«La République démocratique du Congo traverse une crise profonde, marquée notamment par la guerre à l’Est avec l’AFC/M23, qui menace l’unité nationale. Le pays souffre et son développement en subit les conséquences. Depuis 2022, avec la prise de Bunagana par les éléments du M23, nos compatriotes de l’Est vivent une situation catastrophique qui ne cesse de s’aggraver jour après jour: pertes en vies humaines, déplacements massifs de populations entraînant la déscolarisation des enfants, manque d’accès aux services sociaux de base, destruction des biens publics et privés ainsi que des infrastructures, etc. À cette crise militaire s’ajoute une crise multiforme: érosion de la cohésion nationale, mauvaise gouvernance, frustrations, insécurité grandissante dans plusieurs provinces, etc.», a déclaré Joseph Olenghankoy, président du Conseil national de suivi de l’Accord -CNSA-, dans sa récente prise de position.
Face à cette situation, le leader du CNSA a appelé le Président de la République Félix-Antoine Tshisekedi à convoquer dans les plus brefs délais un dialogue national inclusif. Selon lui, ce dialogue vise à préserver l’espoir né de l’alternance pacifique du 24 janvier 2019, marquée par la passation civilisée du pouvoir entre l’ancien Président Joseph Kabila et l’actuel Chef de l’État. Un événement qu’il considère comme un signe de consolidation de la démocratie et de renforcement de l’unité nationale. Pour Joseph Olenghankoy, le dialogue est une vertu et doit être permanent.
«C’est le moyen nécessaire pour résoudre les conflits, car la démocratie ne s’exerce pas par les armes mais par les débats d’idées. L’histoire de notre pays en est l’illustration parfaite», a-t-il expliqué. Par ailleurs, il s’est félicité de la publication par les Confessions religieuses d’une feuille de route proposant un processus de dialogue national inclusif destiné à restaurer la paix et la cohésion nationale dans un contexte de crise sécuritaire persistante.

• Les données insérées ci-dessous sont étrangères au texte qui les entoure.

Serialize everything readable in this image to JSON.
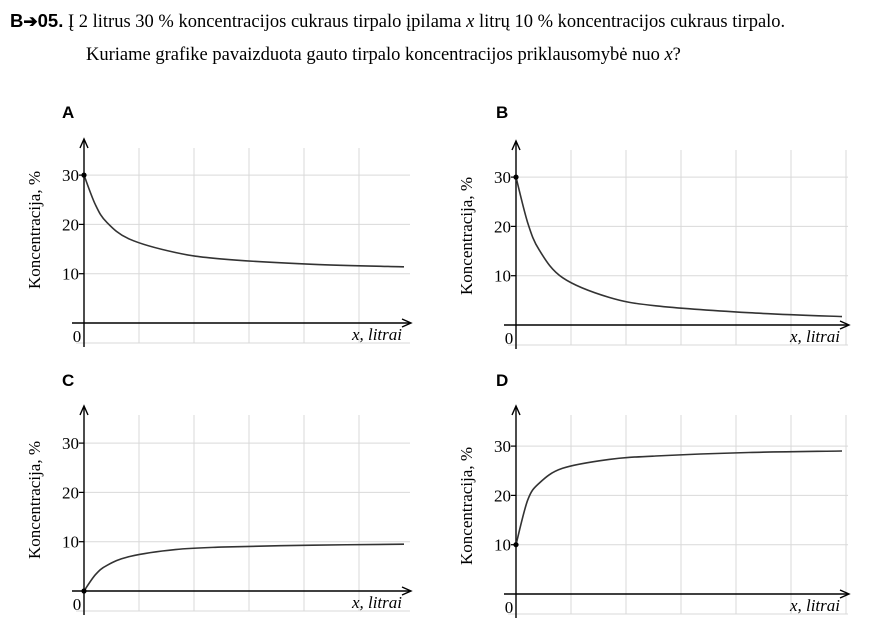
{
  "question": {
    "number": "B",
    "number_suffix": "05.",
    "line1_a": "Į 2 litrus 30 % koncentracijos cukraus tirpalo įpilama ",
    "line1_var": "x",
    "line1_b": " litrų 10 % koncentracijos cukraus tirpalo.",
    "line2_a": "Kuriame grafike pavaizduota gauto tirpalo koncentracijos priklausomybė nuo ",
    "line2_var": "x",
    "line2_b": "?"
  },
  "colors": {
    "ink": "#000000",
    "grid": "#d9d9d9",
    "curve": "#333333"
  },
  "chart_data": [
    {
      "panel": "A",
      "type": "line",
      "ylabel": "Koncentracija, %",
      "xlabel": "x, litrai",
      "yticks": [
        30,
        20,
        10
      ],
      "origin_label": "0",
      "ylim": [
        0,
        30
      ],
      "grid": true,
      "marked_point": [
        0,
        30
      ],
      "series": [
        {
          "x": [
            0,
            0.5,
            1,
            2,
            4,
            6,
            10,
            14
          ],
          "y": [
            30,
            24,
            20.4,
            17,
            14.3,
            13,
            11.9,
            11.4
          ]
        }
      ]
    },
    {
      "panel": "B",
      "type": "line",
      "ylabel": "Koncentracija, %",
      "xlabel": "x, litrai",
      "yticks": [
        30,
        20,
        10
      ],
      "origin_label": "0",
      "ylim": [
        0,
        30
      ],
      "grid": true,
      "marked_point": [
        0,
        30
      ],
      "series": [
        {
          "x": [
            0,
            0.5,
            1,
            2,
            4,
            6,
            10,
            14
          ],
          "y": [
            30,
            20.8,
            15.2,
            9.6,
            5.6,
            3.9,
            2.5,
            1.7
          ]
        }
      ]
    },
    {
      "panel": "C",
      "type": "line",
      "ylabel": "Koncentracija, %",
      "xlabel": "x, litrai",
      "yticks": [
        30,
        20,
        10
      ],
      "origin_label": "0",
      "ylim": [
        0,
        30
      ],
      "grid": true,
      "marked_point": [
        0,
        0
      ],
      "series": [
        {
          "x": [
            0,
            0.5,
            1,
            2,
            4,
            6,
            10,
            14
          ],
          "y": [
            0,
            3.3,
            5.2,
            7,
            8.4,
            8.9,
            9.3,
            9.5
          ]
        }
      ]
    },
    {
      "panel": "D",
      "type": "line",
      "ylabel": "Koncentracija, %",
      "xlabel": "x, litrai",
      "yticks": [
        30,
        20,
        10
      ],
      "origin_label": "0",
      "ylim": [
        0,
        30
      ],
      "grid": true,
      "marked_point": [
        0,
        10
      ],
      "series": [
        {
          "x": [
            0,
            0.5,
            1,
            2,
            4,
            6,
            10,
            14
          ],
          "y": [
            10,
            19,
            22.5,
            25.5,
            27.3,
            28,
            28.7,
            29
          ]
        }
      ]
    }
  ]
}
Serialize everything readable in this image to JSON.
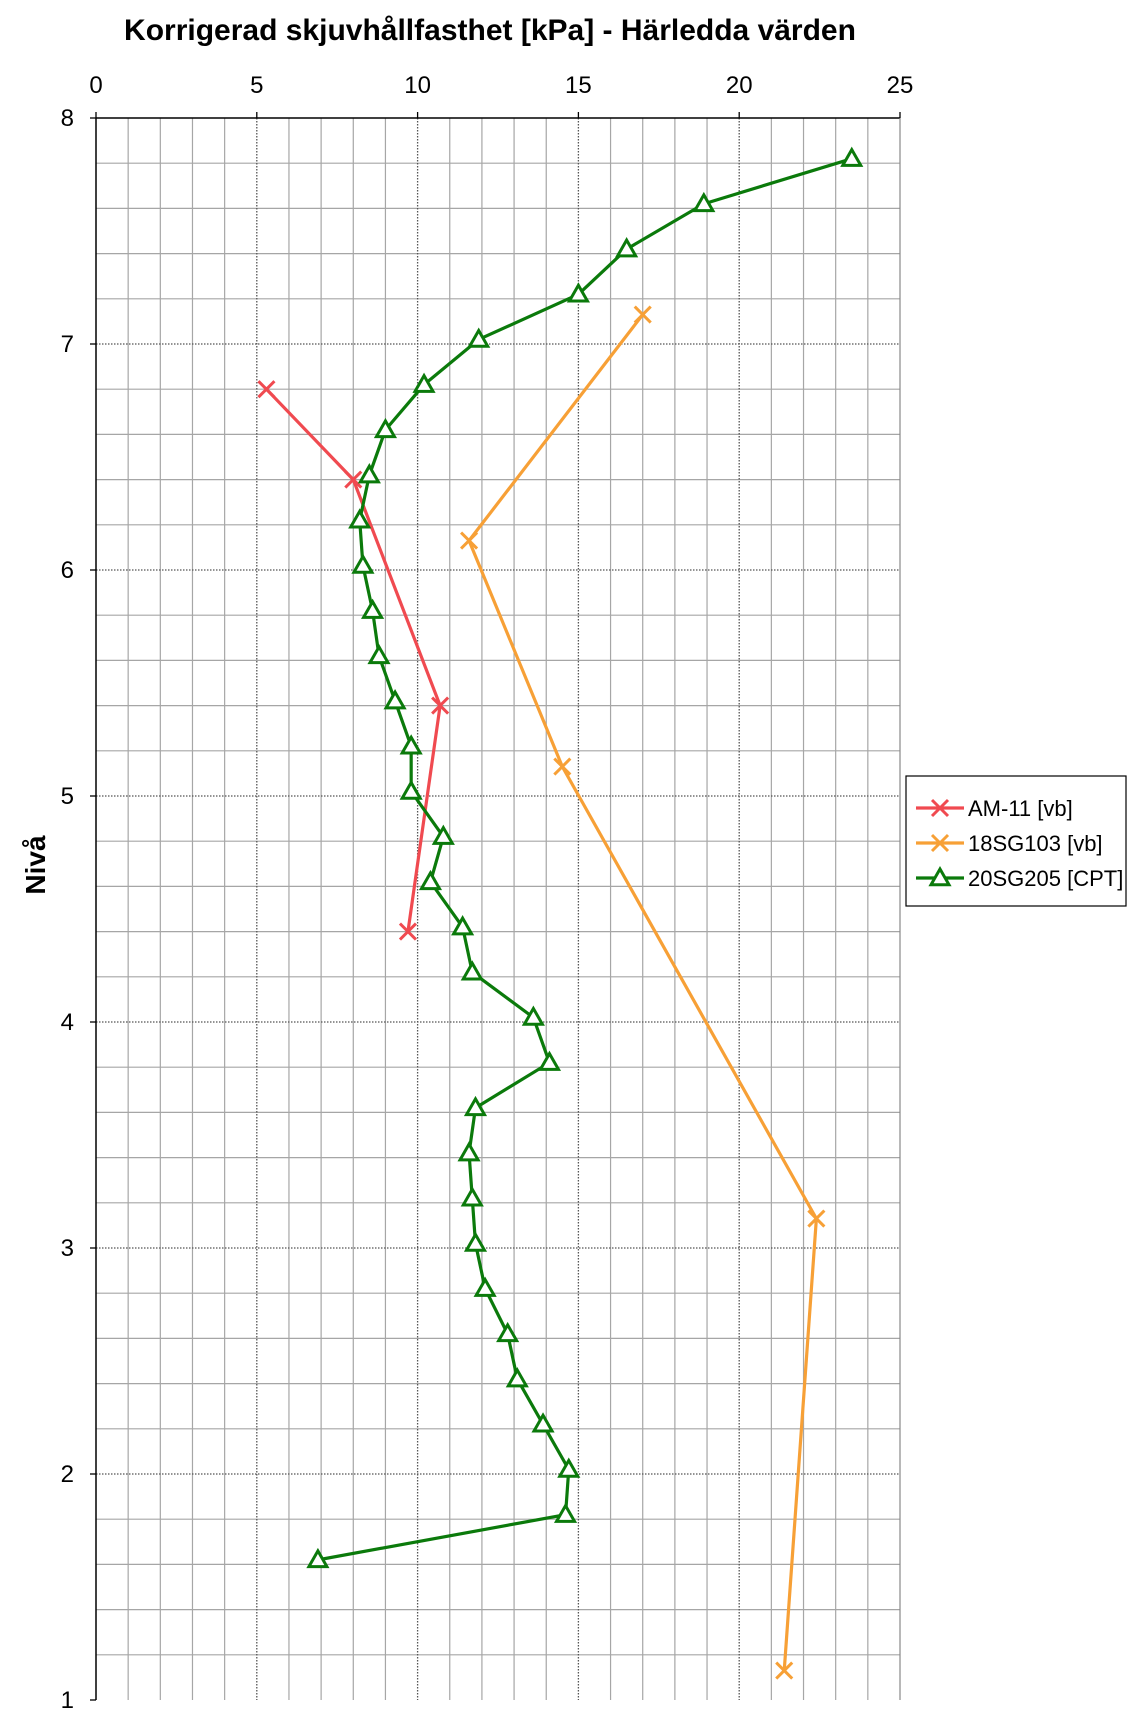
{
  "chart_data": {
    "type": "line",
    "title": "Korrigerad skjuvhållfasthet [kPa] - Härledda värden",
    "xlabel": "",
    "ylabel": "Nivå",
    "xlim": [
      0,
      25
    ],
    "ylim": [
      1,
      8
    ],
    "x_major_ticks": [
      0,
      5,
      10,
      15,
      20,
      25
    ],
    "y_major_ticks": [
      1,
      2,
      3,
      4,
      5,
      6,
      7,
      8
    ],
    "x_minor_step": 1,
    "y_minor_step": 0.2,
    "x_axis_position": "top",
    "grid": true,
    "legend_position": "right",
    "series": [
      {
        "name": "AM-11 [vb]",
        "color": "#f04a50",
        "marker": "x",
        "points": [
          [
            5.3,
            6.8
          ],
          [
            8.0,
            6.4
          ],
          [
            10.7,
            5.4
          ],
          [
            9.7,
            4.4
          ]
        ]
      },
      {
        "name": "18SG103 [vb]",
        "color": "#f7a036",
        "marker": "x",
        "points": [
          [
            17.0,
            7.13
          ],
          [
            11.6,
            6.13
          ],
          [
            14.5,
            5.13
          ],
          [
            22.4,
            3.13
          ],
          [
            21.4,
            1.13
          ]
        ]
      },
      {
        "name": "20SG205 [CPT]",
        "color": "#0b7a0b",
        "marker": "triangle",
        "points": [
          [
            23.5,
            7.82
          ],
          [
            18.9,
            7.62
          ],
          [
            16.5,
            7.42
          ],
          [
            15.0,
            7.22
          ],
          [
            11.9,
            7.02
          ],
          [
            10.2,
            6.82
          ],
          [
            9.0,
            6.62
          ],
          [
            8.5,
            6.42
          ],
          [
            8.2,
            6.22
          ],
          [
            8.3,
            6.02
          ],
          [
            8.6,
            5.82
          ],
          [
            8.8,
            5.62
          ],
          [
            9.3,
            5.42
          ],
          [
            9.8,
            5.22
          ],
          [
            9.8,
            5.02
          ],
          [
            10.8,
            4.82
          ],
          [
            10.4,
            4.62
          ],
          [
            11.4,
            4.42
          ],
          [
            11.7,
            4.22
          ],
          [
            13.6,
            4.02
          ],
          [
            14.1,
            3.82
          ],
          [
            11.8,
            3.62
          ],
          [
            11.6,
            3.42
          ],
          [
            11.7,
            3.22
          ],
          [
            11.8,
            3.02
          ],
          [
            12.1,
            2.82
          ],
          [
            12.8,
            2.62
          ],
          [
            13.1,
            2.42
          ],
          [
            13.9,
            2.22
          ],
          [
            14.7,
            2.02
          ],
          [
            14.6,
            1.82
          ],
          [
            6.9,
            1.62
          ]
        ]
      }
    ]
  }
}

Cette initiative est portée par la Conférence épiscopale nationale du Congo -CENCO-, l’Église du Christ au Congo -ECC-, la Plateforme des Confessions religieuses au Congo et la Coalition interconfessionnelle pour la nation -CIN. Le document comprend quatre grandes étapes: le mois de la paix, visant à instaurer un climat de confiance et de décrispation politique; le dialogue des experts, pour poser les bases techniques et analytiques du processus; le dialogue politique, réunissant les acteurs nationaux autour des enjeux de paix; et, enfin, la conférence internationale, consacrée à la promotion du vivre-ensemble dans la Région des Grands lacs. Ce document a été élaboré après plusieurs séances techniques tenues avec le cabinet du Président de la République Félix-Antoine Tshisekedi.